I wanted to laugh and tell her to try harder next time, in her next world, but that burning gaze held my mirth like vice. Where would a girl this young and harmless find such grandiose words if she wasn’t really old and hardened in the evil she professed? I watched as she examined me like a butcher would examine beef, then trained her eyes on my crotch. ‘You should be forty-something.’
She suddenly looked at and I looked away. She took a step forward and I took two backward. Then she laughed, a dry metallic laughter that hit the walls hard like stone and bounced off the walls like rubber. She wasn’t really laughing; something inside of her, perhaps her devilish alter ego was laughing through her, ready to break out and pounce.
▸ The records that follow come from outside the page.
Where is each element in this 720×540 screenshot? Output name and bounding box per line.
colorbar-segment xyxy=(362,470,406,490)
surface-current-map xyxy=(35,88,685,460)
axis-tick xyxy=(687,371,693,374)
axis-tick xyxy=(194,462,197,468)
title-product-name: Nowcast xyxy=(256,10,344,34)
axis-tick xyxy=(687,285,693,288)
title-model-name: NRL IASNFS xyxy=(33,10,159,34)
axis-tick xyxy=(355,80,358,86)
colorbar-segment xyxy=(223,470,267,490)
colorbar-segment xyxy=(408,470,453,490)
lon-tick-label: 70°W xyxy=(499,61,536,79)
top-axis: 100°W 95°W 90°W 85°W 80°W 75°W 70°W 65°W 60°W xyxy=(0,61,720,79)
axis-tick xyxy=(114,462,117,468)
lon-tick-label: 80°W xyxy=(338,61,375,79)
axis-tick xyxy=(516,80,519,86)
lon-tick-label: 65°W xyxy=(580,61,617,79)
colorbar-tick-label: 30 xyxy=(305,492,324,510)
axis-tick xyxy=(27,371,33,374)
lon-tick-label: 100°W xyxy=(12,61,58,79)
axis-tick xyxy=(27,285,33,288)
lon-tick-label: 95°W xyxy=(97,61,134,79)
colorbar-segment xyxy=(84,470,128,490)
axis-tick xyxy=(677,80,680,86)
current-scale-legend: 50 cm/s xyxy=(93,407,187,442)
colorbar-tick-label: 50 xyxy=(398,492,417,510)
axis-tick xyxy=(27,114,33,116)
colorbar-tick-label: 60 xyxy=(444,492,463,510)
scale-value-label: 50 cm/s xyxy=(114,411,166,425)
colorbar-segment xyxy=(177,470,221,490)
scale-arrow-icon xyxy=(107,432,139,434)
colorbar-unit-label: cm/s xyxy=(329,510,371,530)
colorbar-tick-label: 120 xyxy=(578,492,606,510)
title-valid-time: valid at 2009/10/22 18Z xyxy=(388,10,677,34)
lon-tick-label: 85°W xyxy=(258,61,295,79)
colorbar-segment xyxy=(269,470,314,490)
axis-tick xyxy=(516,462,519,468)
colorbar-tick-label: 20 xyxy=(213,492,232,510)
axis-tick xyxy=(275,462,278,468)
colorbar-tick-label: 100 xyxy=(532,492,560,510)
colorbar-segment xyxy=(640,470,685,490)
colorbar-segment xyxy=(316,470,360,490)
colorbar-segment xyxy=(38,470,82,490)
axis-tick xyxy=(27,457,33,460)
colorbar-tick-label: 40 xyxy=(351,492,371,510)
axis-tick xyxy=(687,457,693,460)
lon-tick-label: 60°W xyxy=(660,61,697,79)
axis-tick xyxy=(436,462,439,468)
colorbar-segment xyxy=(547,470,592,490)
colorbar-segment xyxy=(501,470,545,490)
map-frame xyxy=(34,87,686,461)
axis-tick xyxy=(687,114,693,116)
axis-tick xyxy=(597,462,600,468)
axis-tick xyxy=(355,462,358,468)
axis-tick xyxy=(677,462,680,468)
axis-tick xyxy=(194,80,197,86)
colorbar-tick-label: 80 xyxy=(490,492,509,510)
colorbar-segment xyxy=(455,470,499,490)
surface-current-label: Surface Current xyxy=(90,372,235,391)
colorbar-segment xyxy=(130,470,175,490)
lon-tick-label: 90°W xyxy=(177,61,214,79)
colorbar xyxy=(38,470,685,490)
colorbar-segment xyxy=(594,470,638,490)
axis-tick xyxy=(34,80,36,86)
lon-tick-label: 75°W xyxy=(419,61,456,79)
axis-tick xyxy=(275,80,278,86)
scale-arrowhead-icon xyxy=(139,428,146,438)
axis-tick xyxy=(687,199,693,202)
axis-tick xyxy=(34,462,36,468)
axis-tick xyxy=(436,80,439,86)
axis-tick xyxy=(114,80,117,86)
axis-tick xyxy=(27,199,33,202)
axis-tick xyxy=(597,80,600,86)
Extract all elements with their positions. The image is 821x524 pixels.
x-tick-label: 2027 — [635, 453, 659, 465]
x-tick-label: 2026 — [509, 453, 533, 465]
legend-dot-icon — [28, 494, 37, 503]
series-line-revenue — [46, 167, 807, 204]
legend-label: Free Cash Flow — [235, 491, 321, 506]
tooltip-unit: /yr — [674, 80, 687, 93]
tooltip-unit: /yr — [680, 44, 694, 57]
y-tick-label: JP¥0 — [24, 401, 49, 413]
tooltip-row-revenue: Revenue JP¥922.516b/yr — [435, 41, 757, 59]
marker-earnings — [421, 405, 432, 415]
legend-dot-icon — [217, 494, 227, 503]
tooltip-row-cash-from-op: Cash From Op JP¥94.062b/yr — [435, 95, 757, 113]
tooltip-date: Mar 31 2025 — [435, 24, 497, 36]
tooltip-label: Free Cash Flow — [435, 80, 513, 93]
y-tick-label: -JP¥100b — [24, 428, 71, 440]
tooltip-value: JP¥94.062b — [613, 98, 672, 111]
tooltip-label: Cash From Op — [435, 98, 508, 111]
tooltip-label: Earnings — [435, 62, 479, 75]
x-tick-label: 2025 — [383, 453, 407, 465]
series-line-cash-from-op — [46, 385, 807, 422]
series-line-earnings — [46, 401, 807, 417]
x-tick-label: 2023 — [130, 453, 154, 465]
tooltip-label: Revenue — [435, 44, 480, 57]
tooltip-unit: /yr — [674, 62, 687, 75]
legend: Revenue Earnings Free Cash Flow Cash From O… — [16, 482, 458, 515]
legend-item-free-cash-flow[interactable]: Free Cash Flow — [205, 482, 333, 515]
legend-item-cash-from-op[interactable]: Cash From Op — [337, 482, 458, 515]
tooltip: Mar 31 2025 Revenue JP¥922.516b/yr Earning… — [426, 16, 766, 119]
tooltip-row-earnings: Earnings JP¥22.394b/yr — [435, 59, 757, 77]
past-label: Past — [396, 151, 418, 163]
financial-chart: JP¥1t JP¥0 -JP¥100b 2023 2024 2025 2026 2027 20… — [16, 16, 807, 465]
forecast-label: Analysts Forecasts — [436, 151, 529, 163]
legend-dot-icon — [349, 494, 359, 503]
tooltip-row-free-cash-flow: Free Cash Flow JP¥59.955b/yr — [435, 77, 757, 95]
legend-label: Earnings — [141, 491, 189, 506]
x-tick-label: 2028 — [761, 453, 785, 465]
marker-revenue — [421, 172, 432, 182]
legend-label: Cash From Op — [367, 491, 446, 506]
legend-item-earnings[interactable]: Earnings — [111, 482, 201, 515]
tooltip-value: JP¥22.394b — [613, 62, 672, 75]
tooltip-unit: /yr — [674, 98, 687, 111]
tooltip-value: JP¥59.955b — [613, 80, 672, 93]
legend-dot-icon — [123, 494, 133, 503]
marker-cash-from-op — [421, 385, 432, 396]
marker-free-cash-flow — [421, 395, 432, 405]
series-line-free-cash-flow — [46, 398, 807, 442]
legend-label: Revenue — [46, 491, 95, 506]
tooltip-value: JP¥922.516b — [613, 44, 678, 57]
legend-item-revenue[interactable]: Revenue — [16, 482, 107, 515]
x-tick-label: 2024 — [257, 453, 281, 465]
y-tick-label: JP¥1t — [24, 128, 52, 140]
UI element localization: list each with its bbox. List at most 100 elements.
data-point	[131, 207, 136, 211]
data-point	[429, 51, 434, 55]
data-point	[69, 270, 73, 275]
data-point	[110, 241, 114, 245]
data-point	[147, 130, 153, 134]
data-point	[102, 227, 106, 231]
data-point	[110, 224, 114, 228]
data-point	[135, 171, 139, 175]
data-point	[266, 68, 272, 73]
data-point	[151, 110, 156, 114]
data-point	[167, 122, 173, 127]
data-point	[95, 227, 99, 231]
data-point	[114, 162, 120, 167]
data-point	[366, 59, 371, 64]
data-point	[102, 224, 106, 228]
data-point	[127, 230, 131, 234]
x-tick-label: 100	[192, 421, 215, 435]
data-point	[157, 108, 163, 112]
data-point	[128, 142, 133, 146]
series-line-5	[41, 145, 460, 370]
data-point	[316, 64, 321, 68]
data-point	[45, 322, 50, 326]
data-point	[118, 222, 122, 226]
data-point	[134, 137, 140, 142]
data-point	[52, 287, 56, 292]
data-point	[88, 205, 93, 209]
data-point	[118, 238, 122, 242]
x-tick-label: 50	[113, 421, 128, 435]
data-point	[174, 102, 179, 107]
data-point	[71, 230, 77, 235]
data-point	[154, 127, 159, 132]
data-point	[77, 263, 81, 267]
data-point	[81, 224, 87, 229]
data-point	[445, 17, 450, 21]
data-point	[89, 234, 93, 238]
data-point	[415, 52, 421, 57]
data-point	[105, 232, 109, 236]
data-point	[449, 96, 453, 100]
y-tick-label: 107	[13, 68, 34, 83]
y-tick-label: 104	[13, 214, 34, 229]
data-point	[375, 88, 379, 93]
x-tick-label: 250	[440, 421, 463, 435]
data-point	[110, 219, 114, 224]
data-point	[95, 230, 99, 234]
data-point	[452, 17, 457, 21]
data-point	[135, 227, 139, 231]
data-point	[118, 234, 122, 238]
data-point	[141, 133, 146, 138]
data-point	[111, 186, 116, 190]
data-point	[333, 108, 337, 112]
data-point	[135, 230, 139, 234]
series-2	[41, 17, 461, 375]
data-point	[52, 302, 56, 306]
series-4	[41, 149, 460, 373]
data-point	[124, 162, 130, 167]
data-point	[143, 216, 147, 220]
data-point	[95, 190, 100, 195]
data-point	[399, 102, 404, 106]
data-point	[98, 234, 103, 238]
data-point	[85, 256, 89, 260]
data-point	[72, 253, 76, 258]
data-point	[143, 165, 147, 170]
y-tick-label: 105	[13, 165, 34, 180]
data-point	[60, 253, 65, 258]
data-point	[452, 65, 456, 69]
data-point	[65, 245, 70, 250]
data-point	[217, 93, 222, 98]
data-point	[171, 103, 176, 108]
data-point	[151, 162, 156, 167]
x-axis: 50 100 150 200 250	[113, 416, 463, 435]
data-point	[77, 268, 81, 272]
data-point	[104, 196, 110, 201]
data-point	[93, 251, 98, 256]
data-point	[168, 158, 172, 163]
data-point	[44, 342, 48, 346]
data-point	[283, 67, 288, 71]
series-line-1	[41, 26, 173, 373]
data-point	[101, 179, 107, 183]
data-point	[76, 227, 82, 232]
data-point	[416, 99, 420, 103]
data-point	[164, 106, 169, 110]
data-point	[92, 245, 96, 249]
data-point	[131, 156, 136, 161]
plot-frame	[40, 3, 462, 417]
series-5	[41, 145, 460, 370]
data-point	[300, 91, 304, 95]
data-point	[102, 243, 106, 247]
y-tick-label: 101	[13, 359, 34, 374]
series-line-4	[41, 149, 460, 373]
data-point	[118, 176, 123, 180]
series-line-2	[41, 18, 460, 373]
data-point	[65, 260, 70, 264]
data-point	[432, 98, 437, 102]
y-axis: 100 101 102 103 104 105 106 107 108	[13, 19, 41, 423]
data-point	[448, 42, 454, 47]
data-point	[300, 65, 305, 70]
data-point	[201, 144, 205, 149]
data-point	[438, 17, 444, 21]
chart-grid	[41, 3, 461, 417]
‘Coward,’ she screamed, ‘coward! I thought you have balls.’ She hissed long and loud and turned. ‘It’s too hot to eat something cold and cowardly,’ she finalised.
‘Have you paid me?’
With quaking hands I counted fifteen twenty naira notes from my wallet and drop them on her tray. ‘Please go with your oranges,’ I drawled.
She shook her head as she took the money. ‘That is not how I do business. You bought my goods and you keep them.’ She counted the money and returned a note to me. ‘You overpaid me.’
She stopped at the door. My heart stopped beating. ‘Didn’t you lock the front door?’
I quickly handed her the key. ‘If I were you I would stop offering coffins. You never know what coffin is made to carry you.’ And she was gone. It took long moments for my breathing to become human.
Many years later, I found out that the girl’s name is Sade.